Bleiben Sie zentriert
Der Großteil der Arbeit in einem schwierigen Gespräch besteht darin, dass Sie an sich selbst arbeiten. Egal wie gut das Gespräch beginnt, Sie müssen die Kontrolle über sich selbst, Ihr Ziel und Ihre Energie im Auge halten. Atmen Sie bewusst und achten Sie darauf, zentriert zu sein und sich nicht von Gefühlen überrumpeln zu lassen. Denn Ihre Macht liegt genau da versteckt: Indem Sie ruhig, respektvoll und empathisch agieren, helfen Sie auch Ihrem Gegenüber. Zentrieren ist dabei kein Schritt - es ist vielmehr, wie Sie die einzelnen Schritte setzen.

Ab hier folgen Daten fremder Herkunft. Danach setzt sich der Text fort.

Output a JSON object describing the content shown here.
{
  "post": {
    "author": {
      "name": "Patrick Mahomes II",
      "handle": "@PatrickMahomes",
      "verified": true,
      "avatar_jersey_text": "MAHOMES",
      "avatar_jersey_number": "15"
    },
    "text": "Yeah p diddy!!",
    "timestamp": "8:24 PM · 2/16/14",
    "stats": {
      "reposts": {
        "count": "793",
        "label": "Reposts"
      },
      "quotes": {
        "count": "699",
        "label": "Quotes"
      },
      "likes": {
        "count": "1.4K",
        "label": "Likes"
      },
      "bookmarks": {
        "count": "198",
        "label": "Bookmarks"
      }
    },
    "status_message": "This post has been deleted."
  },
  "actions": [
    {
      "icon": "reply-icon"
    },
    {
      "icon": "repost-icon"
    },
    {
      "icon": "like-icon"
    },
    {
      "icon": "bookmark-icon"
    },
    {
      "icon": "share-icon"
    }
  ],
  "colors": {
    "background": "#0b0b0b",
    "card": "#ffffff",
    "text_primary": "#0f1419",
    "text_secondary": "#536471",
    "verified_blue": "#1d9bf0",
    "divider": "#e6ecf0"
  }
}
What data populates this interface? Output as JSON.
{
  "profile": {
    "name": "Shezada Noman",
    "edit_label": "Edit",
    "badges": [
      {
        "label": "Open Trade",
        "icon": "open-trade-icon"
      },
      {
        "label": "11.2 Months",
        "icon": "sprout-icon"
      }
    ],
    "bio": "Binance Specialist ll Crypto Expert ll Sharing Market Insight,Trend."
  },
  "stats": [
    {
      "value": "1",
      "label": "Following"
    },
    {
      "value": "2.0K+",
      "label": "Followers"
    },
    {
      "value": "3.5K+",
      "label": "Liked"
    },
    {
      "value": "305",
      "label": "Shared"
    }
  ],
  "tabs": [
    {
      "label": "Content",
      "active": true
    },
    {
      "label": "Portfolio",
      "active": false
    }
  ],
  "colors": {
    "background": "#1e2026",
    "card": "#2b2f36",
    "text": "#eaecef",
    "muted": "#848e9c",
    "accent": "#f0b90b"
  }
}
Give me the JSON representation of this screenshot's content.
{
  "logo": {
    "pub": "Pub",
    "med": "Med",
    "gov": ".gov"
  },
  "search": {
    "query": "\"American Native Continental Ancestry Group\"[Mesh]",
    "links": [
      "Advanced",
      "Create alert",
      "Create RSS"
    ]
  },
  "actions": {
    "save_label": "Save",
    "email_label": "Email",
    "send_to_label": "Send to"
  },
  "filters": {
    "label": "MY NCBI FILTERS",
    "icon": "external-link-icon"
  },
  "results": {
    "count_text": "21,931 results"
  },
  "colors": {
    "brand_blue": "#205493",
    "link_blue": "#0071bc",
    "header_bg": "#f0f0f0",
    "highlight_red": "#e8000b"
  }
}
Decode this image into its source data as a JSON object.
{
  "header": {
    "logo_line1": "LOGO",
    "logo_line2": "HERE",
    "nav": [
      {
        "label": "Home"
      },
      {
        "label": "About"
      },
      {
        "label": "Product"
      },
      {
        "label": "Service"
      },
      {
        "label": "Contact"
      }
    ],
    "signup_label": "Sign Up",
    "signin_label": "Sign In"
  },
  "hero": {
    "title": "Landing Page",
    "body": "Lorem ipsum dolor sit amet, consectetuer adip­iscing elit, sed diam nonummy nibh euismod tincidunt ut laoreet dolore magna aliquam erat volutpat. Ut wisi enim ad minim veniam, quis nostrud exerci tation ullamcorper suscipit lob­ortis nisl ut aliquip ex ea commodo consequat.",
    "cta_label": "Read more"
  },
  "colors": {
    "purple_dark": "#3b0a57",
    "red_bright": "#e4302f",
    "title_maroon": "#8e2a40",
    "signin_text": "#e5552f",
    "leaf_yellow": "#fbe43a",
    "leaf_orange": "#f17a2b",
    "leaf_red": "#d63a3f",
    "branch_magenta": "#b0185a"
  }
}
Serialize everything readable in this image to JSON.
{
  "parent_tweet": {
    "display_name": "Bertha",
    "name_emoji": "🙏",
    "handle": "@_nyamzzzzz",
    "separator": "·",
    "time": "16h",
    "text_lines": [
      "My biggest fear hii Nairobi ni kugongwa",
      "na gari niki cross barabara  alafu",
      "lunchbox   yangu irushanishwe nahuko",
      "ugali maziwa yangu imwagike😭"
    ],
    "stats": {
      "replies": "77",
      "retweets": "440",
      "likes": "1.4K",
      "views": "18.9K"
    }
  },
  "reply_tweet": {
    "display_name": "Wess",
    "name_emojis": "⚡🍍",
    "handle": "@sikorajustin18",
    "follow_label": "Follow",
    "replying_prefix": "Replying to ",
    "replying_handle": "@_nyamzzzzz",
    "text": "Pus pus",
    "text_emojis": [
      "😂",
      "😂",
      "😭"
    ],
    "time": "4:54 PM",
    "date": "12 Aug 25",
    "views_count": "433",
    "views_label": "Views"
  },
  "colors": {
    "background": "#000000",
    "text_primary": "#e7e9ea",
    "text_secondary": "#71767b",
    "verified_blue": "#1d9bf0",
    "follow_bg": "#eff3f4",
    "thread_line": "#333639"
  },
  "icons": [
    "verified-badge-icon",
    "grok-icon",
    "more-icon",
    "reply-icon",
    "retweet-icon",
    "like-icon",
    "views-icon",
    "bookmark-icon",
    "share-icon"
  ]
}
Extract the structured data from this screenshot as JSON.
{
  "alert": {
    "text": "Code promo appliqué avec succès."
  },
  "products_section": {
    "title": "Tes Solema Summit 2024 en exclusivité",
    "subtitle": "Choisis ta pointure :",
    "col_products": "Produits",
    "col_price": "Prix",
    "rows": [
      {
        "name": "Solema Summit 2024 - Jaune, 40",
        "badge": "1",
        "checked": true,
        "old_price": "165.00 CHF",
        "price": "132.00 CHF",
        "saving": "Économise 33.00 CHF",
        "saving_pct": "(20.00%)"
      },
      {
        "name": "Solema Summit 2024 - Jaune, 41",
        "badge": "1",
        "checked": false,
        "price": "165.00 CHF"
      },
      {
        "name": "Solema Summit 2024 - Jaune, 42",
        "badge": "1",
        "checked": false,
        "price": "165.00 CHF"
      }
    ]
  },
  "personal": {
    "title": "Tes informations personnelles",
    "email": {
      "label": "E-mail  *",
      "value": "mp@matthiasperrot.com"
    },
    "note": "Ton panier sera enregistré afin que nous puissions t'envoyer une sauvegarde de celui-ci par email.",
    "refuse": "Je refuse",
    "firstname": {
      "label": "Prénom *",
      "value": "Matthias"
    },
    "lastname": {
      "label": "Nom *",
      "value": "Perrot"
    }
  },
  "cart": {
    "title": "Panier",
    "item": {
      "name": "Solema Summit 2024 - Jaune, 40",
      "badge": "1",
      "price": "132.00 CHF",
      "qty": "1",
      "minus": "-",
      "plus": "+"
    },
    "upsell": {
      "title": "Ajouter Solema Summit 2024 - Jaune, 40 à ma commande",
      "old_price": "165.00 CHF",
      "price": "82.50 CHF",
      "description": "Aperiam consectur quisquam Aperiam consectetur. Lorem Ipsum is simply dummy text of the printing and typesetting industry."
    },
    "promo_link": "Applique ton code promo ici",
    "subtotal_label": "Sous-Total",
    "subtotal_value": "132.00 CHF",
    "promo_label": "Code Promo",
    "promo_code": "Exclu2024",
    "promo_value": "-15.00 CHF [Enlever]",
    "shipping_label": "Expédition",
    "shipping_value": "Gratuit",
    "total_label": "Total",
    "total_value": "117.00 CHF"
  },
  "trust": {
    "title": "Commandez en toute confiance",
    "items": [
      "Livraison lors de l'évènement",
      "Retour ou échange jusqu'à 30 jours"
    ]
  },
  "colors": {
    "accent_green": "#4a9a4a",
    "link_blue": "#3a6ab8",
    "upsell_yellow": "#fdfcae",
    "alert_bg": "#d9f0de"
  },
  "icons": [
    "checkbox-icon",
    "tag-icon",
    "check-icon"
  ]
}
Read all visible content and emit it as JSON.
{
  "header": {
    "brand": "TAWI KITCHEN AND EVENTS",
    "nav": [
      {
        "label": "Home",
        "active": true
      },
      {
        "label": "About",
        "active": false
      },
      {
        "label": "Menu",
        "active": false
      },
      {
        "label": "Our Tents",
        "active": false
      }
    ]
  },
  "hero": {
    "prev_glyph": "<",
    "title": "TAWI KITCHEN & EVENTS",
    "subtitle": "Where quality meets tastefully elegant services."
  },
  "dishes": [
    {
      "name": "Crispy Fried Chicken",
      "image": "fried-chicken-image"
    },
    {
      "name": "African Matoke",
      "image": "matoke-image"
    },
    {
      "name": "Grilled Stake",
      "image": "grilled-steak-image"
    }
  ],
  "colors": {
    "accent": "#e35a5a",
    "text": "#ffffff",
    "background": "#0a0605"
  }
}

Wenn Sie sich bereit fühlen, sich ernsthaft zu bemühen, jemandem wirklich zuzuhören, besteht Hoffnung, dass Sie eine gute Lösung für alle Beteiligten finden. Vergessen Sie nicht, dass das Ziel bei Konflikten in erster Linie darin besteht, einander zu verstehen – und nicht, schnell einen Ausweg zu finden.
Letztlich geht es immer darum, wie wir miteinander reden. Wir sollten uns gegenseitig darin bestärken, aufzuhören zu reden und anzufangen zuzuhören. Wir sollten aufhören uns gegenseitig abzulehnen und anfangen einander zu verstehen. Wir sollten aufhören Dinge abstellen zu wollen und anfangen offener für andere Meinungen und Sichtweisen zu werden. Dann klappt auch das Miteinander.